Best practice of bioinformatics engineering:
how to implement a scalable production workflow,
with examples in population level cohort study
May 15, 2023
8:00 - 17:00
A common challenge in the field of bioinformatics is the engineering of an informatics solution from a scientific proof-of-concept. Many people build their own pipelines, which often are consist of a large variety of scripts and software of different origin and quality, including many proof-of-concept scripts developed by researchers with the intention on methodology rather than production code.

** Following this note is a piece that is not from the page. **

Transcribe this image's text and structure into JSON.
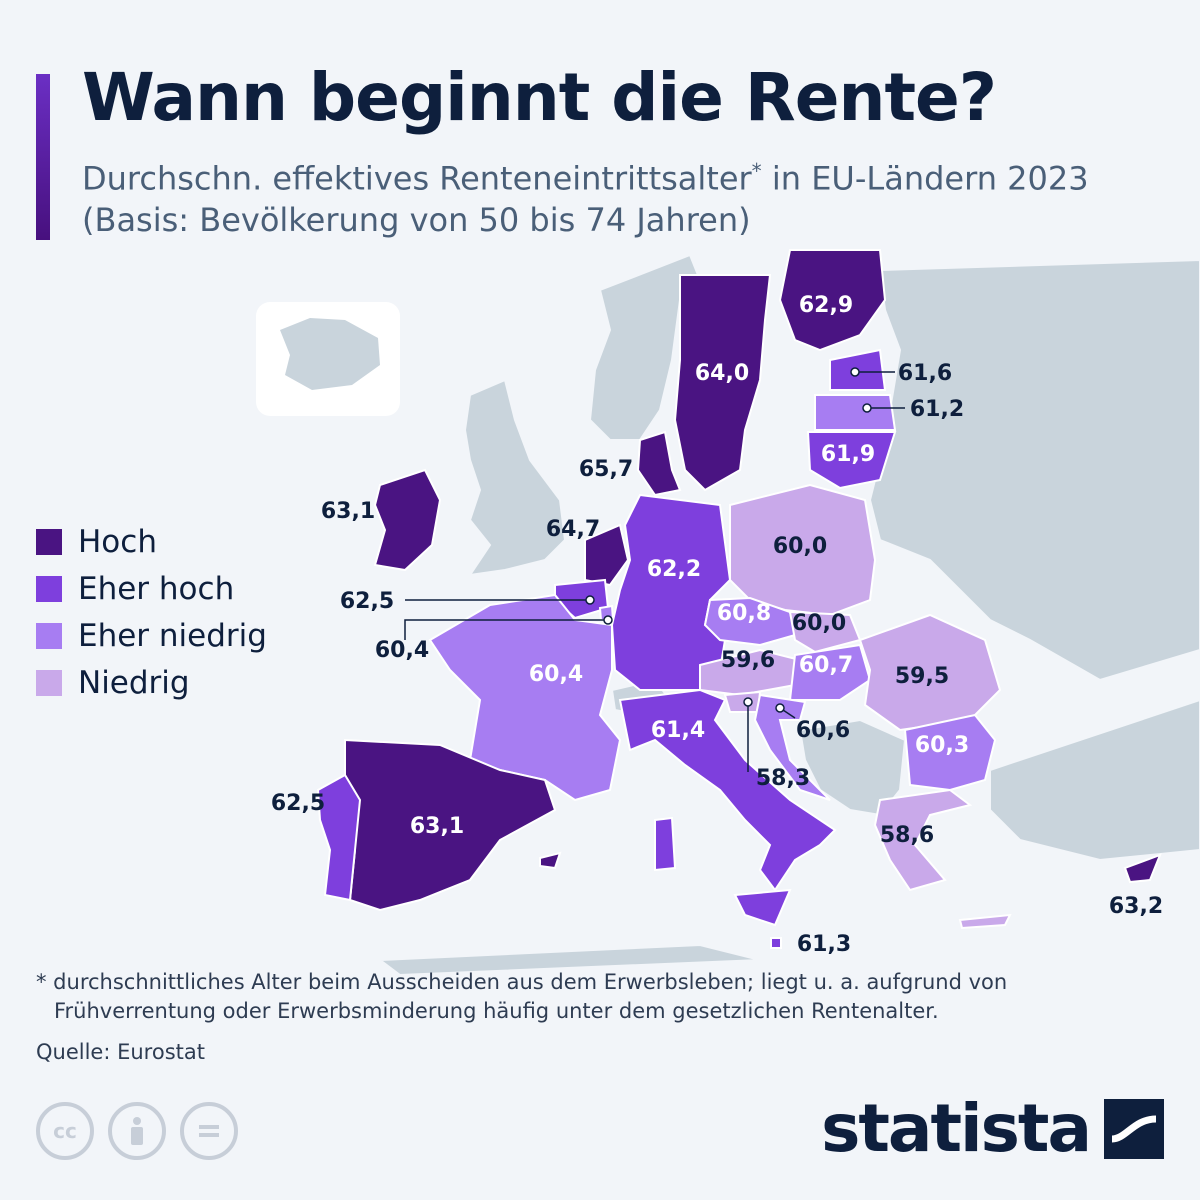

The complexity of these pipelines, together with a lack of clear standards of software engineering in this research field, make it difficult for institutions and companies to properly deploy, test, update and maintain software solutions – which, nevertheless, are required to be run in production level to serve as the primary competitive advantage in the applications or field of innovation.
In this workshop, we start with an in-depth discussion of “what makes good bioinformatics workflow” and dive into different perspectives of engineering best practices to turn a scientific proof-of-concept into a more repeatable, reproducible, scalable, and interactive/exploratory software solution. We will provide attendees access to Illumina’s cloud software platform tools to facilitate learning processes through hands on exercises, but the concepts are the same regardless of where they get implemented. Attendees may take these concepts and apply in their own infrastructure, on the cloud or on premise to implement better bioinformatics software solutions.
We discuss on requirements, considerations, thoughts, and tools to implement a bioinformatics pipeline to:
- Make it as easy as possible to re-run
- Make it repeatable
- Make it as easy as possible to adjust configurations
- Support better testing and with isolated executive environment
- Distribute jobs and achieve higher scalability
- Be able to track where things are
- Account for software maintenance, data management and project management
- Enable Data and analysis exploration, in real time and interactive
We then extend the discussion into how best to organize cohort level population study in genomics, and how to aggregate single sample/subject focused pipelines’ results into a data
warehouse for interactive exploration. Examples we will show include a cohort analysis tool on Illumina’s platform, as well as a crowdsourcing study on temporal transcriptomic coronavirus host infection data - from hypothesis generation to multi-omics validation through an integrative data portal development.
Learning Objectives for the Workshop For the attendees:
- To get exposed to considerations and requirements to operationalize bioinformatics workflow
- To get exposed to software tools and features that could help make bioinformatics solutions more repeatable, reproducible, scalable, and interactive
- To get some hands-on experience with the exercises powered by a cloud platform
- Cross-pollinating ideas for cohort level population genomics study
- Illumina team led by Ming Wu, Manager, ACE Data Sciences, Illumina
- Ken Eng, Project lead
- Rachel Sherman
- Sidki Bouslama
- James Flynn
- Dan Crawford
URL to see tools that will be taught during the workshop: https://developer.illumina.
Max capacity: 40
Intended audience: Beginner or intermediate level. This tutorial is aimed at bioinformaticians, computational biologists or molecular biologists – anyone who has the need to implement and operationalize a solution based on a scientific prototype in the field of genomics and bioinformatics.